The deductible is one of the topics that people ask about most often when it comes to health insurance. That’s because the deductible is one of the most confusing things out there. Make no mistake, many health insurance companies like it that way because the less information that a customer has, the less able they are to make the right decision when it comes to choosing the deductible that will fit their budget. Insurance companies make money by betting that you will have to pay more than they will and an educated consumer can put the odds in their favor if they do their research.
What is a Deductible?
The first thing you need to understand is exactly what a deductible is. A deductible is the amount of money you will have to pay toward your medical bills before your insurance company starts covering them. This doesn’t apply to everything, but it usually does apply to unexpected medical procedures such as visiting the emergency room or having surgery. For things like regular physicals, dental exams, teeth cleanings, prescription medications and standard costs that insurance companies can anticipate, you may not have to make your deductible but instead, pay what is known as a copayment.
The deductible is based upon the plan you choose. With plans that have low deductibles, any medical procedures you have done the insurance company will likely be paying the majority of. Other people prefer to have a high deductible so that they can pay a lower premium every month but still be covered just in case there is a major emergency in they are not responsible for weeks or months of medical bills. Whichever way you go will be up to you, but just keep in mind that you have to pay those medical bills until you reach your deductible before the insurance company will start either paying the doctor or facility directly or reimbursing you for paying it.
How Can your Deductible Vary?
Your deductible varies based upon several factors. The plan that you choose is the most common reason that a deductible might vary. Different plans will have different deductible amounts. However, there are other things to be aware of as well. For example, you might have a deductible that only applies to certain types of services. For example, you may have to meet a deductible only on your prescription medication. That means that you have to pay for your own medication for a period of time until you meet the threshold, after which you may or may not have to pay an additional co-pay whenever you pick up medication.
Another factor to consider is that your deductible can vary based upon the number of people covered in your plan and the person that is using the benefit. For example, with some health insurance plans, your deductible might apply to the entire family while others will apply to each individual person within the family. This is definitely something you want to understand beforehand, prior to your signing up for that particular health insurance plan. Make sure that you get all of the information you can before you decide on which plan to have because you can’t change it until the next window.
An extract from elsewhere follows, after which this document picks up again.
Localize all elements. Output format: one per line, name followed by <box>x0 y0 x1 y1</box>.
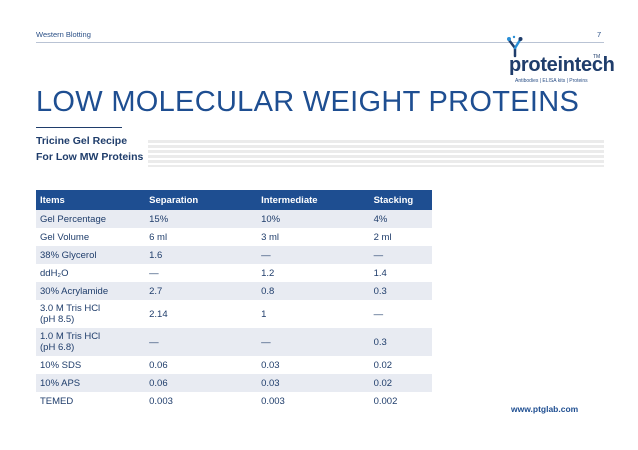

How to Meet Your Deductible
Meeting your deductible will depend upon the type of medical procedures that you get and the specifics of your plan. Some people make sure that they meet their deductible when they have the money to cover it if they know that they have surgery or some other medical expense coming up later in the year when they won’t be able to pay for it. This allows for the insurance company to pay for it instead and prevents late fees and other problems. In order to meet your deductible, simply check your policy to find out how much your deductible is and what medical services will count towards it. If you choose elective surgery, the amount that you pay will probably not count towards your deductible. It is for covered procedures only.
The Bottom Line
The bottom line is the understanding your deductible is an important part of using your health insurance correctly. It starts with choosing your plan based upon your deductible. If you know that you can afford a higher monthly payment and that you will have trouble paying thousands of dollars on medical expenses when they come up, then a lower deductible is preferred. Once you have figured out how much you need to pay, then you can plan for those medical expenses and be covered for anything else that crops up down the road. Understanding your policy thoroughly is one of the best ways to make sure that you save as much money as possible on your premiums, deductible, and overall medical costs.